Solved: Nikon RAW+JPEG, no RAW

So, two points goes to you, mrmacedonian! 
	

	
	
		
		

		
		
	


	




But I must say that the ironic thing is that when I load my camera to my computer, I am unable to view it via ViewNX.  I have opened VNX, turned my camera off/unplugged it, reinserted it, power on... and nada.  I am baffled.


----------



## pbelarge (Feb 26, 2010)

Are you on a Mac or Windows computer?


----------



## gardy90 (Feb 26, 2010)

i just started playing with raw a few days ago, and i just use the card reader on my computer, when i open the folder i see both the raw and JPG of the raw right next to it


----------



## tdiprincess (Feb 26, 2010)

I was just gonna say I have a Nikon D70s.. I captured in RAW, hooked the camera to my laptop and downloaded them with PS and had no problems whatsoever.
A few of the pics I also had taken a couple in complete auto and it kept it as RAW...
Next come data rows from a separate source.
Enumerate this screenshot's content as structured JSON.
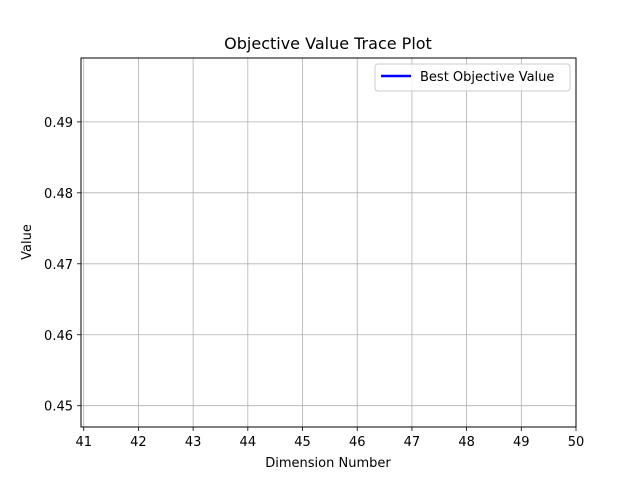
{
  "chart_data": {
    "type": "line",
    "title": "Objective Value Trace Plot",
    "xlabel": "Dimension Number",
    "ylabel": "Value",
    "xlim": [
      40.95,
      50
    ],
    "ylim": [
      0.447,
      0.499
    ],
    "xticks": [
      41,
      42,
      43,
      44,
      45,
      46,
      47,
      48,
      49,
      50
    ],
    "yticks": [
      0.45,
      0.46,
      0.47,
      0.48,
      0.49
    ],
    "grid": true,
    "legend_position": "top-right",
    "series": [
      {
        "name": "Best Objective Value",
        "color": "#0000ff",
        "x": [],
        "y": []
      }
    ]
  }
}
Not sure if you know this also, but to upload to photobucket and such it has to be converted to jpeg at some point.... probably do, but just being sure.


----------



## myfotoguy (Feb 26, 2010)

Without benig at home to test this... check your camera manual to see if your camera is in the correct communication mode for transferring files. (as was mentioned earlier, transfer not copy and paste).
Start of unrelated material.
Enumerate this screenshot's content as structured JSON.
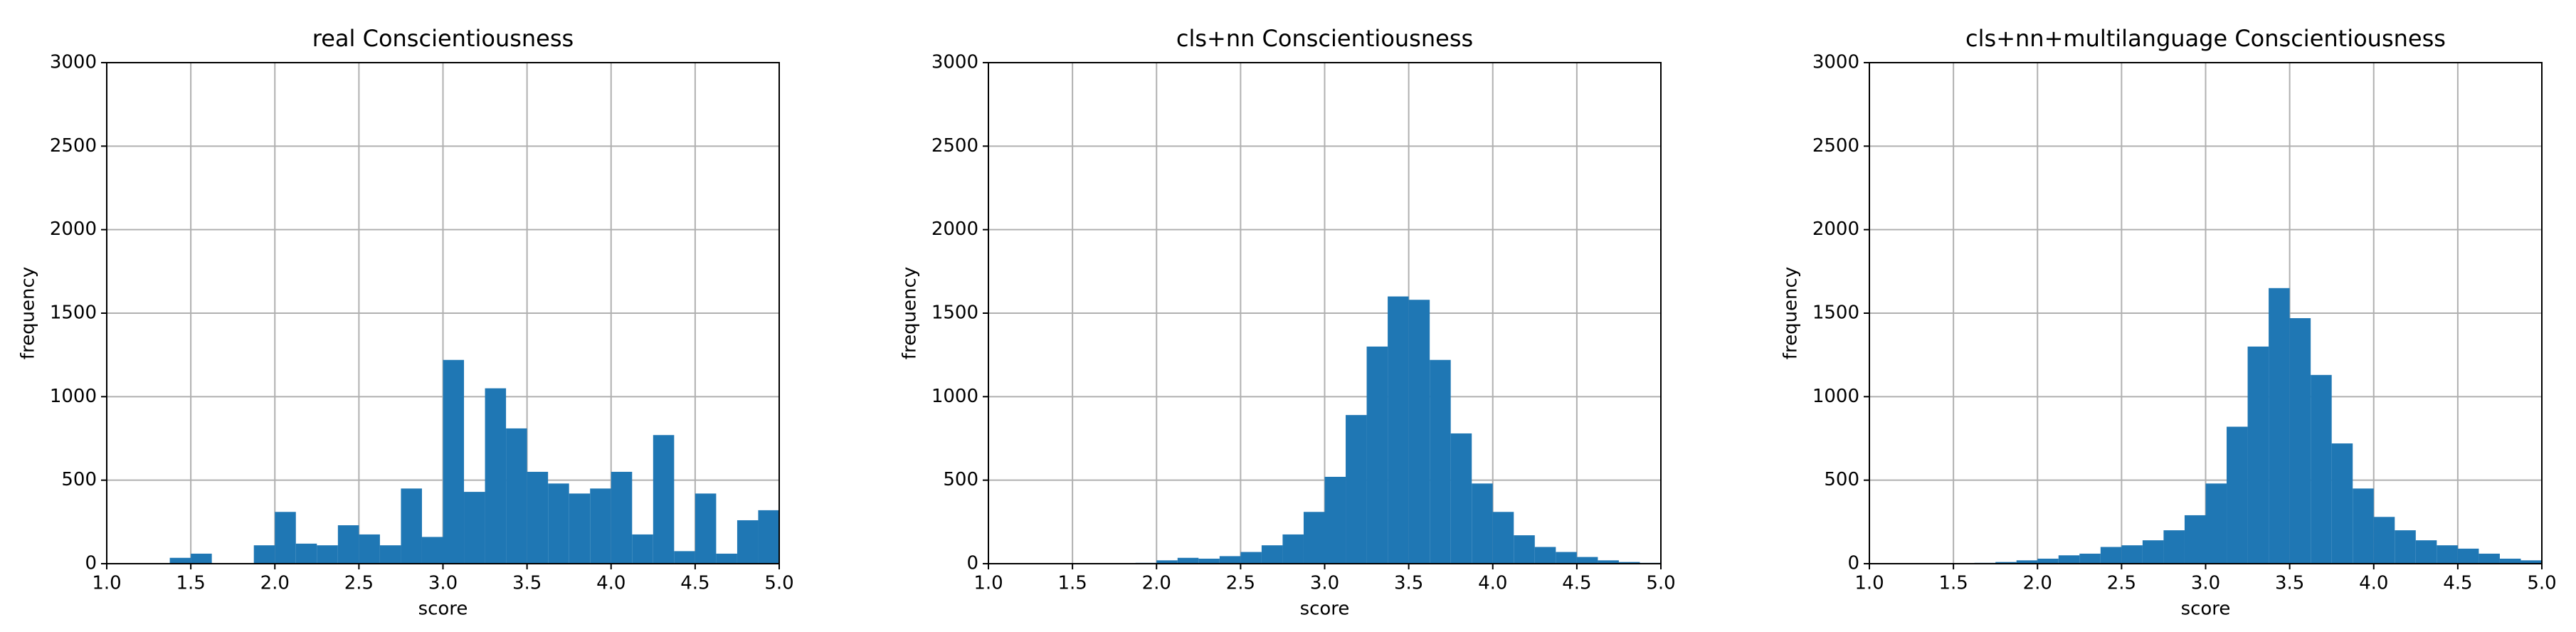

Also, I have noticed sometimes my opperating system gets goofy at the USB port, and it doesn't recognize my devices, maybe that is another reason why ViewNX doesn't see it?

One suggetion I have is to use a card reader and transfer using your software transfer function. I have heard a few stories here and there about tranfer cords not working, or the pins breaking from all the connecting and disconnecting. I don't know how ture that all is, but I personally prefer a card reader anyway, it's faster and more convenient for me. Just a thought, whatever it's worth.

So how did the shots turn out? I take a ton of pictures in my church with low light, it can be a challenge with inconsistent lighting on the "stage". HDR is a good idea. I have been usually just shooting one image, but may consider trying HDR sometime.


----------